実際にどのような値が異常と検知されたかをグラフ化して確認します。
select
a.date_added,
case when r.is_anomaly = false then a.null_percent else 0 end nomal,
case when r.is_anomaly = true then a.null_percent else 0 end anomal
from
analysis_set a
inner join
result_set r on (a.date_added = r.ts)
order by
a.date_added
;
黄色が異常とされた値になります。最初の 5 本(2020-06-02
~ 2020-06-08
)は異常として検知されるのが正しいですが、それ以降は誤検知とみなすのが良さそうです。

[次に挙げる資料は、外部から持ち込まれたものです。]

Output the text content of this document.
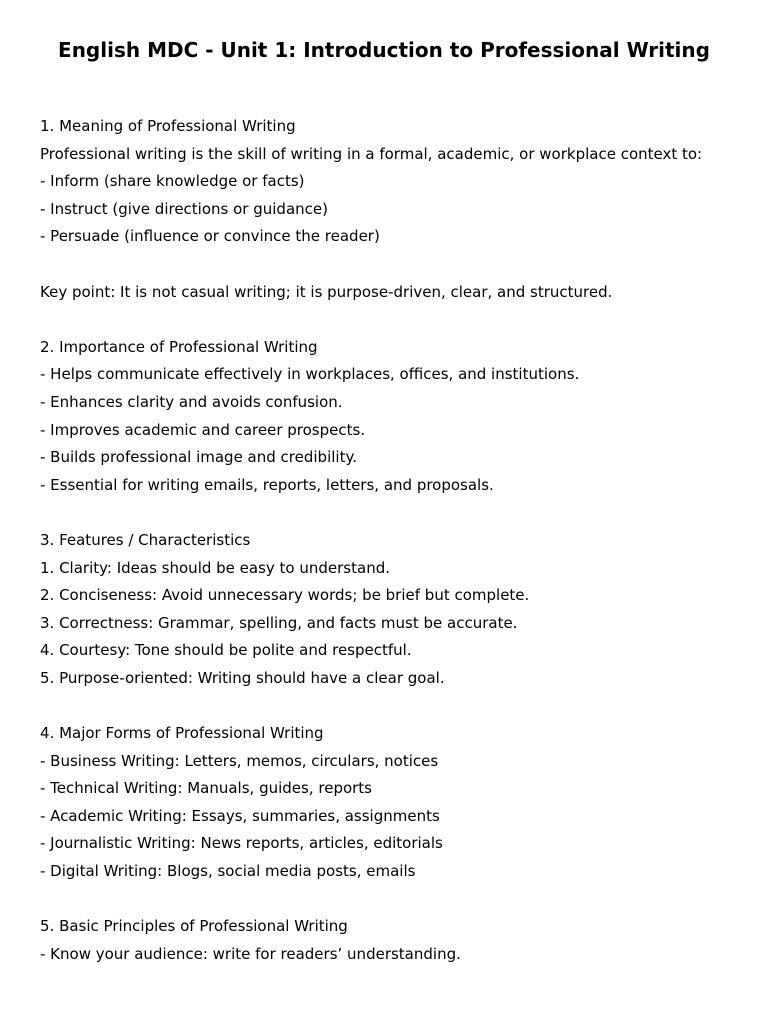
English MDC - Unit 1: Introduction to Professional Writing
1. Meaning of Professional Writing
Professional writing is the skill of writing in a formal, academic, or workplace context to:
- Inform (share knowledge or facts)
- Instruct (give directions or guidance)
- Persuade (influence or convince the reader)
Key point: It is not casual writing; it is purpose-driven, clear, and structured.
2. Importance of Professional Writing
- Helps communicate effectively in workplaces, offices, and institutions.
- Enhances clarity and avoids confusion.
- Improves academic and career prospects.
- Builds professional image and credibility.
- Essential for writing emails, reports, letters, and proposals.
3. Features / Characteristics
1. Clarity: Ideas should be easy to understand.
2. Conciseness: Avoid unnecessary words; be brief but complete.
3. Correctness: Grammar, spelling, and facts must be accurate.
4. Courtesy: Tone should be polite and respectful.
5. Purpose-oriented: Writing should have a clear goal.
4. Major Forms of Professional Writing
- Business Writing: Letters, memos, circulars, notices
- Technical Writing: Manuals, guides, reports
- Academic Writing: Essays, summaries, assignments
- Journalistic Writing: News reports, articles, editorials
- Digital Writing: Blogs, social media posts, emails
5. Basic Principles of Professional Writing
- Know your audience: write for readers’ understanding.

なぜ誤検知が起きているかを確認するために、予測区間を確認します。
select
a.date_added,
a.null_percent,
r.lower_bound,
r.upper_bound
from
analysis_set a
inner join
result_set r on (a.date_added = r.ts)
order by
a.date_added
;
黄色と緑のラインの間が予測区間で、実際の値(青色)がこの区間の外にある場合は異常値とみなされます。
誤検知が発生している期間に注目すると、予測区間が若干上にずれているために異常と検知されていることが分かります。おそらく null 率が 100 % 近い異常値も予測に使われているため、その直後の期間の予測区間が上振れし、結果として誤検知に繋がっていると思われます。

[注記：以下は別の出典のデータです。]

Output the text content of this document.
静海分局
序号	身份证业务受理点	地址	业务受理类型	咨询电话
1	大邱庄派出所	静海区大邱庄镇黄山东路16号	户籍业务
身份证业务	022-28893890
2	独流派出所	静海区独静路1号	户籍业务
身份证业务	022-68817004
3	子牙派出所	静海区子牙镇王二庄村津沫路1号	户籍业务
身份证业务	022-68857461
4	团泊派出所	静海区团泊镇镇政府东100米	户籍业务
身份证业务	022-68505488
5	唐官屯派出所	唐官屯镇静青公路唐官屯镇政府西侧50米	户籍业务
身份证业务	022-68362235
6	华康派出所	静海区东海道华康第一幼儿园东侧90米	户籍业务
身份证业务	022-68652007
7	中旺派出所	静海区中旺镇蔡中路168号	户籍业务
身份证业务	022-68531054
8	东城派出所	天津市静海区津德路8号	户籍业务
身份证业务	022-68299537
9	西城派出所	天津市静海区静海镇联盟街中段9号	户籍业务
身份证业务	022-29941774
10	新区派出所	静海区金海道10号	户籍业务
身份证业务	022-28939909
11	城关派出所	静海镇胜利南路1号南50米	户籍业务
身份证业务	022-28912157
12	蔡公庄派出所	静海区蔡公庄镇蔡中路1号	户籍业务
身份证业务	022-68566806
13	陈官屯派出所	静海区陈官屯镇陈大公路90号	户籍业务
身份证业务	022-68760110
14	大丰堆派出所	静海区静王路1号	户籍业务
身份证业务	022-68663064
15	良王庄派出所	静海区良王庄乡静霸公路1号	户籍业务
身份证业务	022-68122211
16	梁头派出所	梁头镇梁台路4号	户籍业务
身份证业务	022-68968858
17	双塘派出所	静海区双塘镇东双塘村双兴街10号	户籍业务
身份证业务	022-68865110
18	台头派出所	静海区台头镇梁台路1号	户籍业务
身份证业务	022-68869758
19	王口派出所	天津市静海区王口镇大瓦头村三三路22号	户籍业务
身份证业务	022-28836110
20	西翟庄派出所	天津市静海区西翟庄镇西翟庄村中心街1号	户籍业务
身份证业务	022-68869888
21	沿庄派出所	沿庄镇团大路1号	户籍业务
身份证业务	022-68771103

異常を検知した直後は注意が必要な期間であることには間違いないので 100 歩譲れば妥協できなくはないのですが、あまりうれしい結果ではないです。次の章で改善策を試してみたいと思います。
ちなみに、以下は試しましたが誤検知は解消されませんでした。
- 予測区間を 99.9% から 99.99% に変更する
- トレーニングデータにラベル付けして教師あり学習にする
5. 誤検知回避の工夫
工夫の中身を述べる前に、異常検知の実運用での実行の仕方について触れます。
前の章では手元にある全データをトレーニングデータと分析データに分割して適用しましたが、実際の運用では以下の流れになります。

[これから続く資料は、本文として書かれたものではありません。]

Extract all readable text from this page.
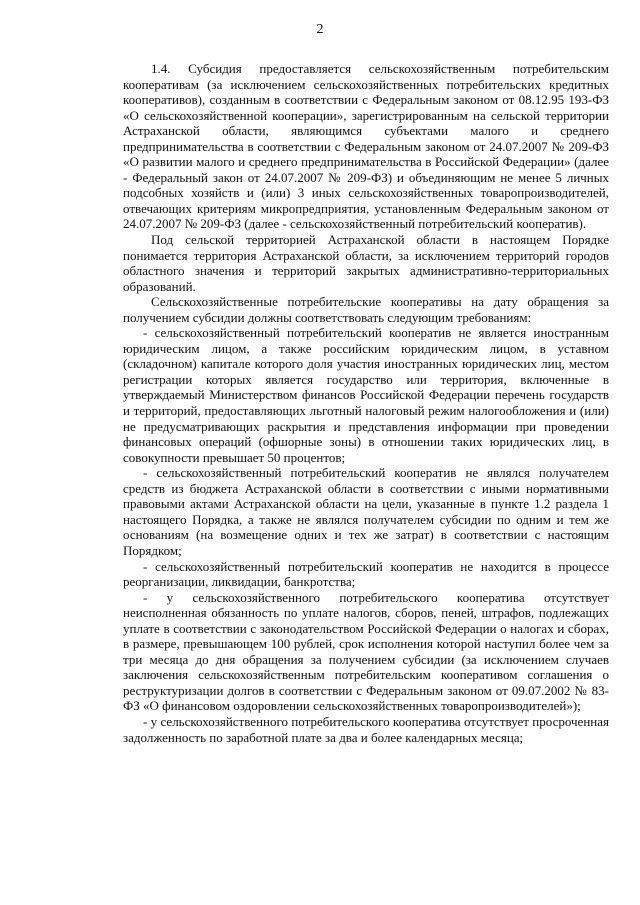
2

1.4. Субсидия предоставляется сельскохозяйственным потребительским кооперативам (за исключением сельскохозяйственных потребительских кредитных кооперативов), созданным в соответствии с Федеральным законом от 08.12.95 193-ФЗ «О сельскохозяйственной кооперации», зарегистрированным на сельской территории Астраханской области, являющимся субъектами малого и среднего предпринимательства в соответствии с Федеральным законом от 24.07.2007 № 209-ФЗ «О развитии малого и среднего предпринимательства в Российской Федерации» (далее - Федеральный закон от 24.07.2007 № 209-ФЗ) и объединяющим не менее 5 личных подсобных хозяйств и (или) 3 иных сельскохозяйственных товаропроизводителей, отвечающих критериям микропредприятия, установленным Федеральным законом от 24.07.2007 № 209-ФЗ (далее - сельскохозяйственный потребительский кооператив).

Под сельской территорией Астраханской области в настоящем Порядке понимается территория Астраханской области, за исключением территорий городов областного значения и территорий закрытых административно-территориальных образований.

Сельскохозяйственные потребительские кооперативы на дату обращения за получением субсидии должны соответствовать следующим требованиям:

- сельскохозяйственный потребительский кооператив не является иностранным юридическим лицом, а также российским юридическим лицом, в уставном (складочном) капитале которого доля участия иностранных юридических лиц, местом регистрации которых является государство или территория, включенные в утверждаемый Министерством финансов Российской Федерации перечень государств и территорий, предоставляющих льготный налоговый режим налогообложения и (или) не предусматривающих раскрытия и представления информации при проведении финансовых операций (офшорные зоны) в отношении таких юридических лиц, в совокупности превышает 50 процентов;

- сельскохозяйственный потребительский кооператив не являлся получателем средств из бюджета Астраханской области в соответствии с иными нормативными правовыми актами Астраханской области на цели, указанные в пункте 1.2 раздела 1 настоящего Порядка, а также не являлся получателем субсидии по одним и тем же основаниям (на возмещение одних и тех же затрат) в соответствии с настоящим Порядком;

- сельскохозяйственный потребительский кооператив не находится в процессе реорганизации, ликвидации, банкротства;

- у сельскохозяйственного потребительского кооператива отсутствует неисполненная обязанность по уплате налогов, сборов, пеней, штрафов, подлежащих уплате в соответствии с законодательством Российской Федерации о налогах и сборах, в размере, превышающем 100 рублей, срок исполнения которой наступил более чем за три месяца до дня обращения за получением субсидии (за исключением случаев заключения сельскохозяйственным потребительским кооперативом соглашения о реструктуризации долгов в соответствии с Федеральным законом от 09.07.2002 № 83-ФЗ «О финансовом оздоровлении сельскохозяйственных товаропроизводителей»);

- у сельскохозяйственного потребительского кооператива отсутствует просроченная задолженность по заработной плате за два и более календарных месяца;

- ある期間のデータをトレーニングデータとして一度異常検知モデルを作成する
- その後、新たに発生したデータについて定期的に異常検知モデルを適用するを定期的に繰り返す(例えば、日次バッチで昨日に発生したデータの異常検知を行うなど)
-
- の中で異常検知の精度が悪化したら、再度トレーニングデータを変えて異常検知モデルを作り直す
ポイントは、2. で、一度異常検知を行った時点(今回だと 2020-06-08
まで)とそれ以降の期間における異常検知は別のタイミングで実行されるのが普通です。そのため、一度実行した異常検知の結果を次の異常検知の実行に反映させることができます。
そこで、今回は 2020-06-08
まで一度異常検知を行い、2020-06-02
~ 2020-06-08
に異常が見つかったという前提で、それ以降の異常検知を行います。その際に、検知済みの異常値は除外します。これにより予測区間の上振れが防げるのではと予想します。
分析データから 2020-06-02
~ 2020-06-08
の異常値を除外した新たな分析データを以下のように作成します。
create or replace view analysis_set_wo_anomaly
as
select
to_timestamp_ntz(date_added) date_added,
null_percent
from
avg_temp_null_percent
where
date_added >= '2020-05-01'
and
date_added not between '2020-06-02' and '2020-06-08'
;
検出済み異常値を除外した分析データに異常検知モデルを適用します。
call dq_anomaly_model!detect_anomalies(
input_data => system$reference('view', 'analysis_set_wo_anomaly'),
timestamp_colname => 'date_added',
target_colname => 'null_percent'
);
create or replace table result_set_20200609
as
select
*
from
table(result_scan(-1))
;
そして結果を確認します。
select
a.date_added,
case when r.is_anomaly = false then a.null_percent else 0 end nomal,
case when r.is_anomaly = true then a.null_percent else 0 end anomal
from
analysis_set a
inner join
result_set_20200609 r on (a.date_added = r.ts)
order by
a.date_added
;
予想通り、誤検知は解消されているようです。
6. まとめ
この記事では、Snowflake の異常検知の機能を使ってデータ品質の問題を検知することに取り組んでみました。今回は非常に簡単な例ですが、工夫次第で想定撮りの検知ができることを確認しました。
ちなみに、今回の avg_temp
の null 率をチェックするだけなら、通常の null 率を可視化・チェックして、適当なしきい値(例えば 30-50%)を設定し、そこから外れたら異常と検知すれば事足ります。ただし、データ品質チェックすべきカラム数やルールが増えてくると、それぞれに対してしきい値を人が検討するというのは大変かと思います(もちろん見直しも含む)。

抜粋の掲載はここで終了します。